Since Cortès’ arrival, all the vanilla consumed in Europe was coming from Mexico. The vanilla orchid replanted on other territories was developing, even flourishing but did not produce vanilla pods. Since 1850, thanks to Edmond Albius’ discovery, the flowers are fertilized by hand, the rostellum being pressed to separate the stigma and pollen on the Reunion Islands, then Mexico. I wanted to find again this region of Mexico, north of Chiapas, where flowers are naturally fertilized. For a long time, Europeans thought that Indians were keeping a secret, after giving away the secrets of cocoa and quinine when really; it was a particular hummingbird living in the Chinantle forest, which was the one fertilizing the vanilla flowers. Our great discovery was our encounter with Elias, a man crazy about vanilla who still hand picks the wild vanillas in this ancient forest. He taught us that the hummingbirds only fertilize the three most beautiful flowers of the cluster. The vanilla pods become impressive and their concentration is surprising, with particular notes of ylang-ylang. This remarkable man helps three little villages to develop, in which the small producers cultivate vanilla plants but, as the hummingbirds do, only fertilize the three most beautiful flowers.

The wonderful fragrance of vanilla, its name, its colour, its taste, everything evokes the sweetness of childhood.

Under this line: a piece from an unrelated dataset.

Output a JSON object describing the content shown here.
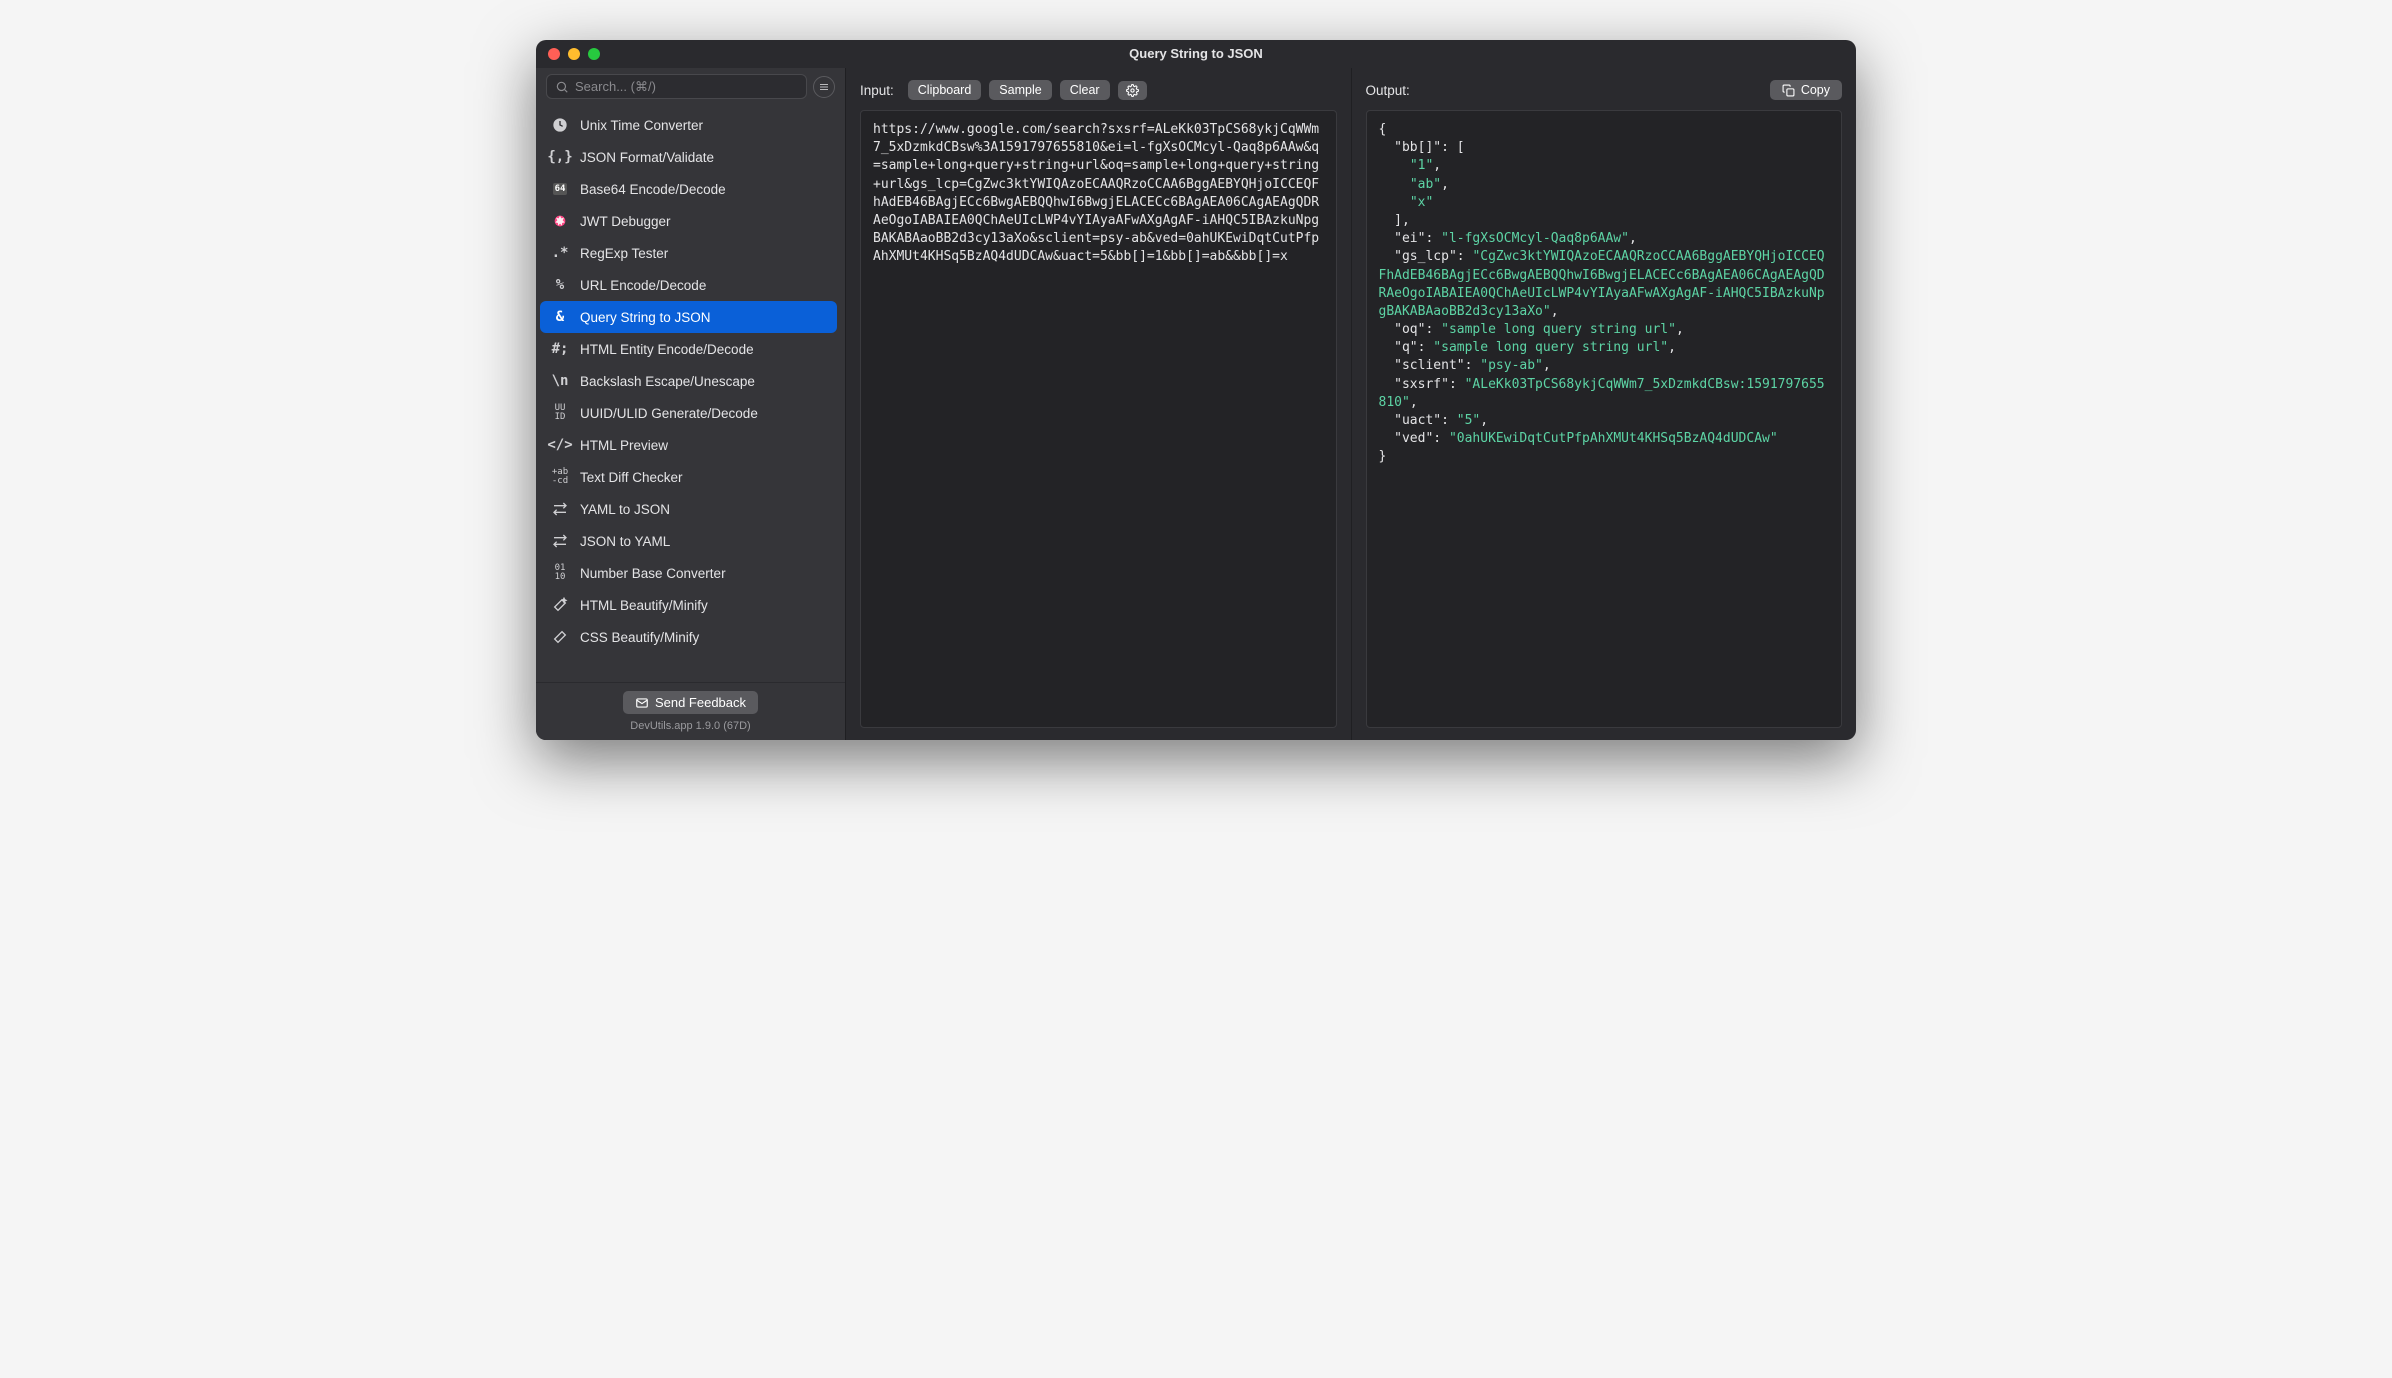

In Cancale, as well as in our vaulted basement in the Epices Roellinger shop in Paris, we store and mature almost twenty different kinds of vanillas from 12 countries. To develop its aromas, the vanilla pods need to be matured in specific temperatures and hygrometric conditions.

If the Portuguese made the diffusion of pepper and cinnamon possible and the Deutsch did the same for nutmeg and clove, it is the French sailors and farmers who are the adoptive fathers of vanilla, knowing its pollination and preparation secrets. These magical pods grow near the Equator, and they represent for us the beauty of the world, produced by men and women who often rely on it to live. We are happy to be able to present the result of their hard work and knowledge. Like a champagne or a great coffee, you will be seduced by one more than the other, and each can choose the right vanilla according to the dish or pastry that each is making.

Our vanillas are stocked in the maturing cellar, with controlled temperature and hygrometric conditions, away from the light. They are carefully put away in tinplate boxes so that they keep their flexibility and their aromas and fragrances can mature. The first Vanilla Cellar ® is in Cancale in my private home, the second one is a small old Paris vaulted cellar in the “Epices Roellinger” shop at 51bis rue Saint Anne.

When you have a beautiful vanilla of great quality, you need a lot less of it. For 4 to 6 persons, 1/3 of a vanilla pod is enough. Slice it lengthwise and with the back of a knife, scrub the seeds and incorporate them in the preparation. Let this open vanilla pod infuse as long as possible.

For savoury recipes for 4 to 6 persons, you can use 1 to 2 cm of the vanilla pod, its taste and fragrance should not take over. In these dishes, vanilla is used as a “base”; the other flavours will be able to lean on this very sweet flavour. It will act as a link and reveal the other flavours of a sauce or a bouillon. Vanilla pods are expensive (their production is long and complex), we have to be careful not to waste it. After using it, you can dry the pod and put it in a sealed jar with sugar to get a vanilla sugar.